I’m going to start with the parts that I thought worked, and move down to those that didn’t work, and then wrap up.

Picard’s Personal Trauma

One of the most successful parts of season 1 was that most of the characters had significant trauma from the last 20 years which they had to confront. Picard has a similar arc here, and it’s the emotional center of the season. His housekeeper, the Romulan Laris, makes romantic advances towards him, which he rebuffs in the most Picard way. Once he’s in the 21st century, he has to confront his childhood memories of his abusive father and his mother trying to take him away – which ends up inverted as we learn that his mother was mentally ill, his father tried to protect both of them, didn’t do a very good job, and Picard feels he contributed to his mother’s suicide. This left him emotionally scarred and unable to form lasting romantic relationships.

This was the most engaging thread of the season, and not only was the development of the thread satisfying, but the structural tricks used to show the flashbacks were themselves clever. The awkward part is that it felt attached to a larger story that was basically unrelated to it.

Picard’s interactions with 2024 Guinan (Ito Aghayere) are also a strong part of the season. Aghayere plays Guinan with a more imperious demeanor, though glimmers of her philosophical hippie-like nature come through on occasion. There’s a kind of pointless aside when the two of them are picked up by the FBI, but when it’s just the two of them it works.

Borg Queen Jurati

In order to go back to 2024, Picard and company draft a Borg queen who was to be executed by the twisted Confederation to perform the computations for La Sirena to use the age-old slingshot effect to travel into the past. Once there, the ship is crippled and Picard and Jurati negotiate with the Queen to help it limp along. Unfortunately Jurati goes a bit too far and ends up with the Queen embedded in her head, gradually taking over.

Some of this was a little far fetched (endorphins power the Queen’s assimilation of Jurati?
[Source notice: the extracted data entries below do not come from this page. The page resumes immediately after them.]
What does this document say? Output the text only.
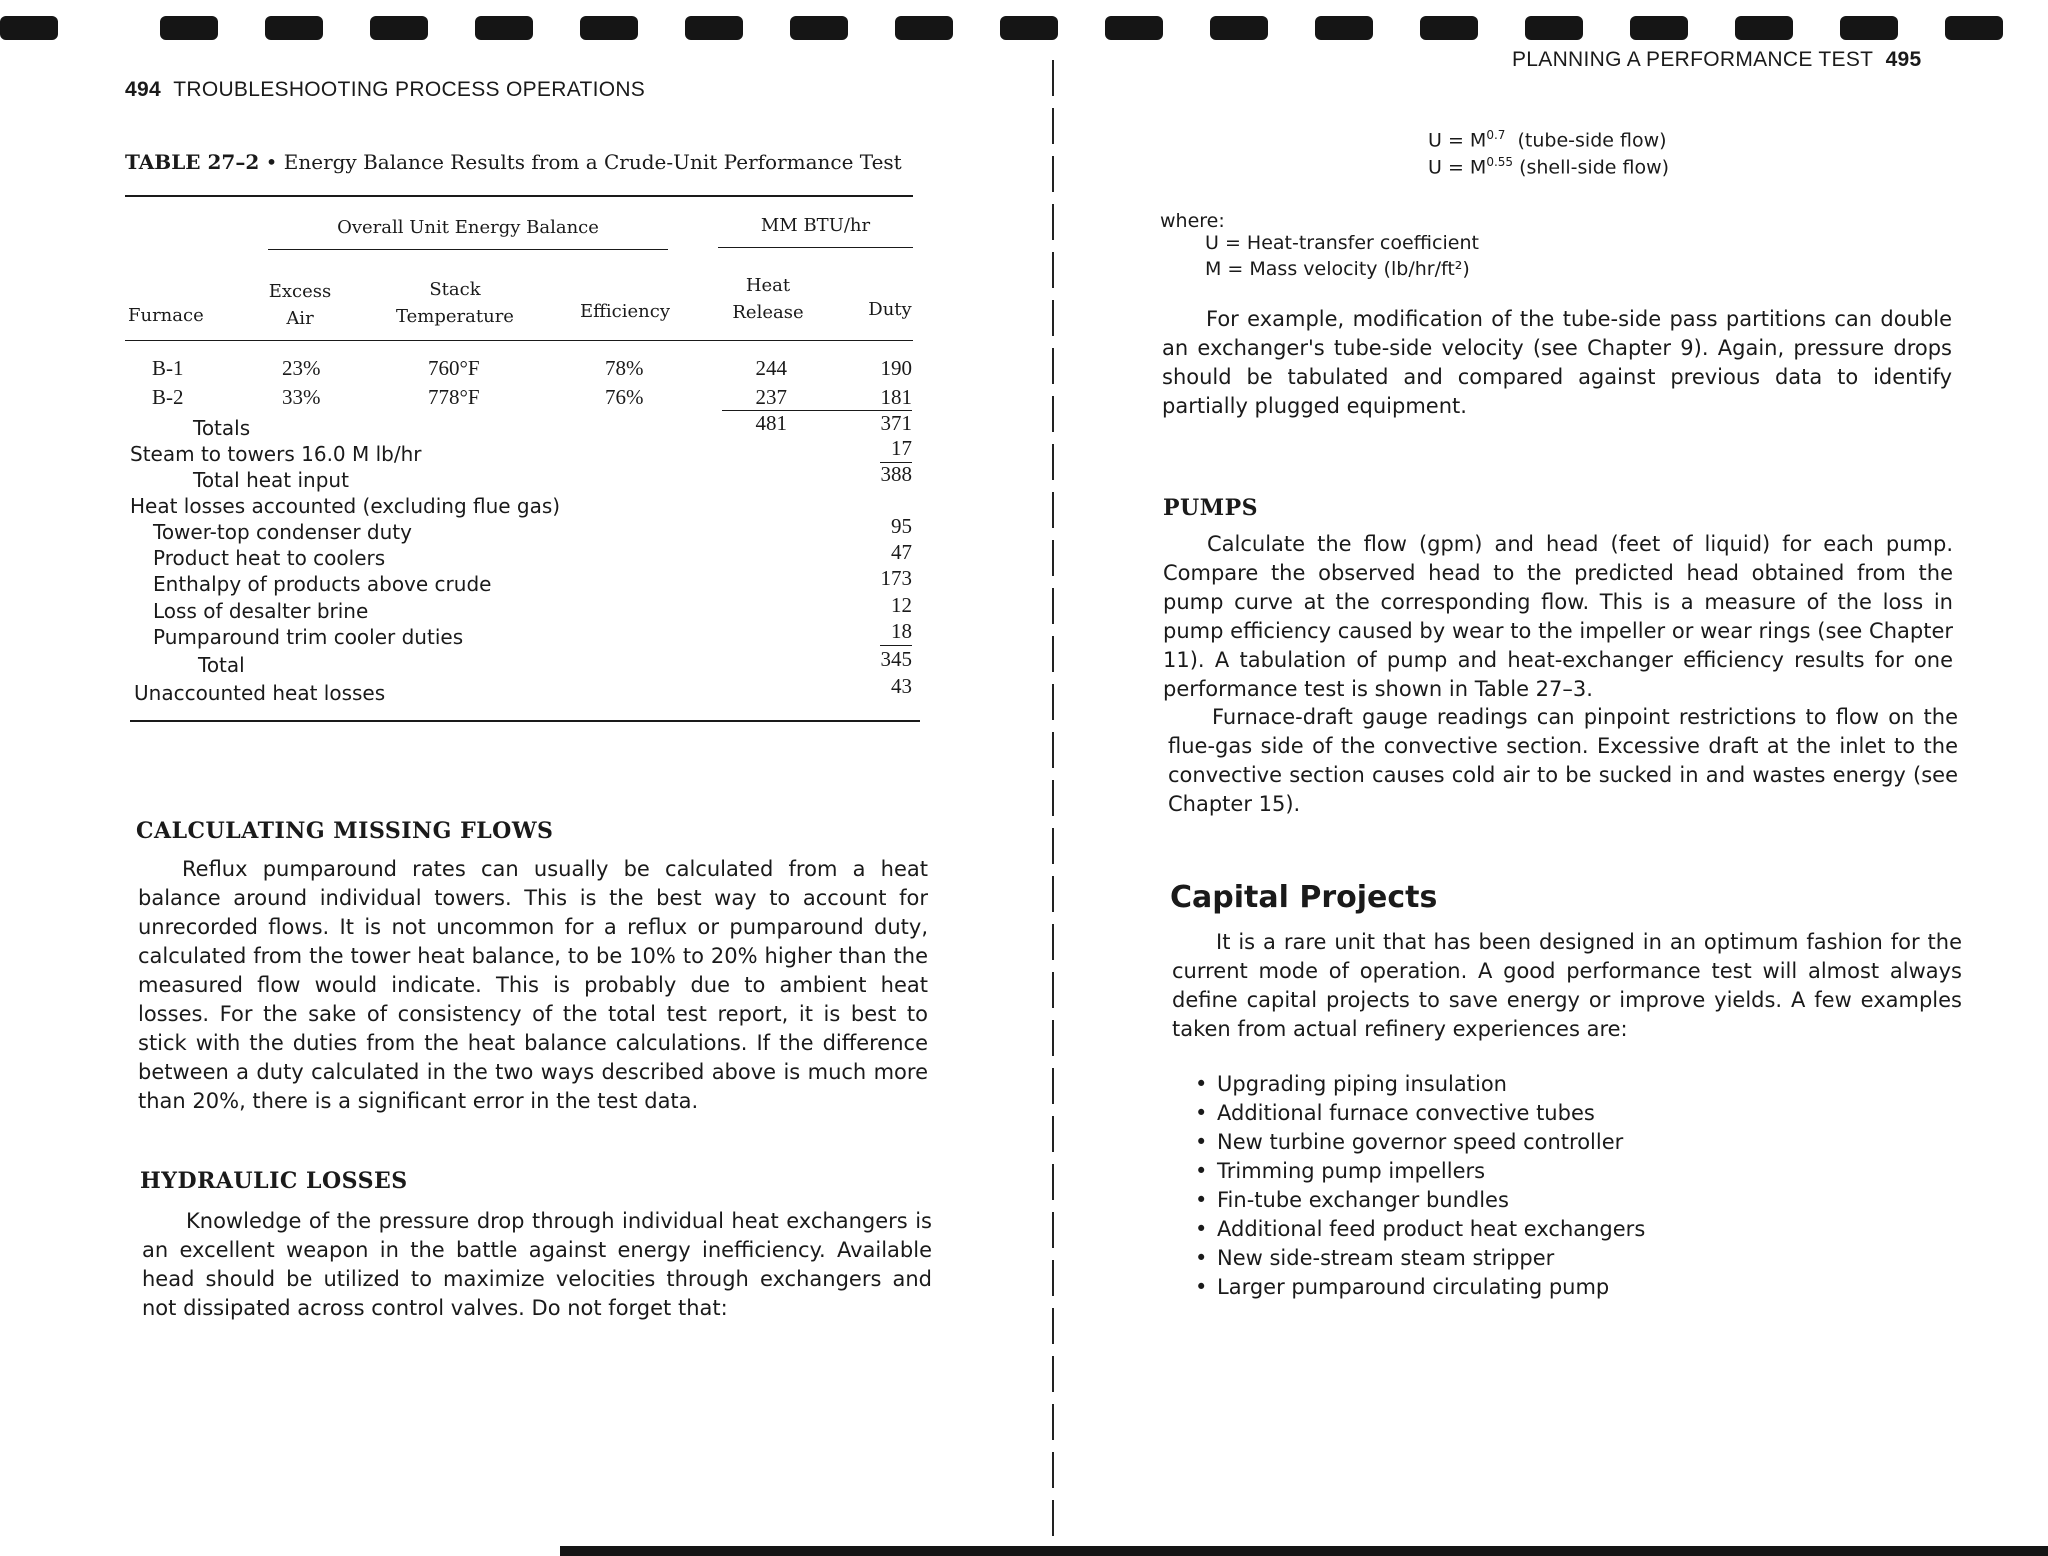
494 TROUBLESHOOTING PROCESS OPERATIONS
TABLE 27–2 • Energy Balance Results from a Crude-Unit Performance Test
Overall Unit Energy Balance	MM BTU/hr
Furnace
Excess
Air
Stack
Temperature	Efficiency
Heat
Release	Duty
B-1	23%	760°F	78%	244	190
B-2	33%	778°F	76%	237	181
Totals	481	371
Steam to towers 16.0 M lb/hr	17
Total heat input	388
Heat losses accounted (excluding flue gas)
Tower-top condenser duty	95
Product heat to coolers	47
Enthalpy of products above crude	173
Loss of desalter brine	12
Pumparound trim cooler duties	18
Total	345
Unaccounted heat losses	43
CALCULATING MISSING FLOWS

Reflux pumparound rates can usually be calculated from a heat balance around individual towers. This is the best way to account for unrecorded flows. It is not uncommon for a reflux or pumparound duty, calculated from the tower heat balance, to be 10% to 20% higher than the measured flow would indicate. This is probably due to ambient heat losses. For the sake of consistency of the total test report, it is best to stick with the duties from the heat balance calculations. If the difference between a duty calculated in the two ways described above is much more than 20%, there is a significant error in the test data.

HYDRAULIC LOSSES

Knowledge of the pressure drop through individual heat exchangers is an excellent weapon in the battle against energy inefficiency. Available head should be utilized to maximize velocities through exchangers and not dissipated across control valves. Do not forget that:

PLANNING A PERFORMANCE TEST 495
$U = M^{0.7}$ (tube-side flow)
$U = M^{0.55}$ (shell-side flow)
where:
U = Heat-transfer coefficient
M = Mass velocity (lb/hr/ft²)

For example, modification of the tube-side pass partitions can double an exchanger's tube-side velocity (see Chapter 9). Again, pressure drops should be tabulated and compared against previous data to identify partially plugged equipment.

PUMPS

Calculate the flow (gpm) and head (feet of liquid) for each pump. Compare the observed head to the predicted head obtained from the pump curve at the corresponding flow. This is a measure of the loss in pump efficiency caused by wear to the impeller or wear rings (see Chapter 11). A tabulation of pump and heat-exchanger efficiency results for one performance test is shown in Table 27–3.

Furnace-draft gauge readings can pinpoint restrictions to flow on the flue-gas side of the convective section. Excessive draft at the inlet to the convective section causes cold air to be sucked in and wastes energy (see Chapter 15).

Capital Projects

It is a rare unit that has been designed in an optimum fashion for the current mode of operation. A good performance test will almost always define capital projects to save energy or improve yields. A few examples taken from actual refinery experiences are:

• Upgrading piping insulation
• Additional furnace convective tubes
• New turbine governor speed controller
• Trimming pump impellers
• Fin-tube exchanger bundles
• Additional feed product heat exchangers
• New side-stream steam stripper
• Larger pumparound circulating pump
Okay), but it was overall a solid creepy thread. Made all the more so by Alison Pill’s virtuoso performance as Jurati sliding into oblivion. Pill wasn’t given a lot to do in the first season, but here she’s given a great role to chew on, and she doesn’t disappoint, not only playing the slowly-Borgifying Jurati body, but the quickly-maturing Jurati herself, who becomes more confident and decisive even as she has to live with the consequences of her choices.

The weak link here was the conclusion, as the negotiation between Jurati and the Queen just didn’t ring true (except maybe in NextGen Pollyanna-land), though Star Trek is hardly a stranger to inconsistent and nonsensical portrayals of the Borg (the very existence of Borg Queens is pretty ridiculous, frankly, showing a lack of commitment to what makes the Borg fundamentally terrifying). More on this below.

Adam Soong

Speaking of acting performances, Brent Spiner returns as Adam Soong, the ancestor of Data’s creator Noonian Soong (having played Noonan’s son in season 1), and chews the scenery whenever he shows up. Adam is a disgraced geneticist who has created a series of clones, none of whom have lived for long. His last try, Kore (Isa Briones, who played Data’s “daughter” Soji in season 1), lives her life in a bubble, and Soong makes a deal with Q to sabotage the upcoming Europa mission in return for a cure. Once Kore realizes what he’s done and leaves, the Queen in Jurati’s body convinces him to establish his legacy by capturing La Sirena and again attempting to foil the mission.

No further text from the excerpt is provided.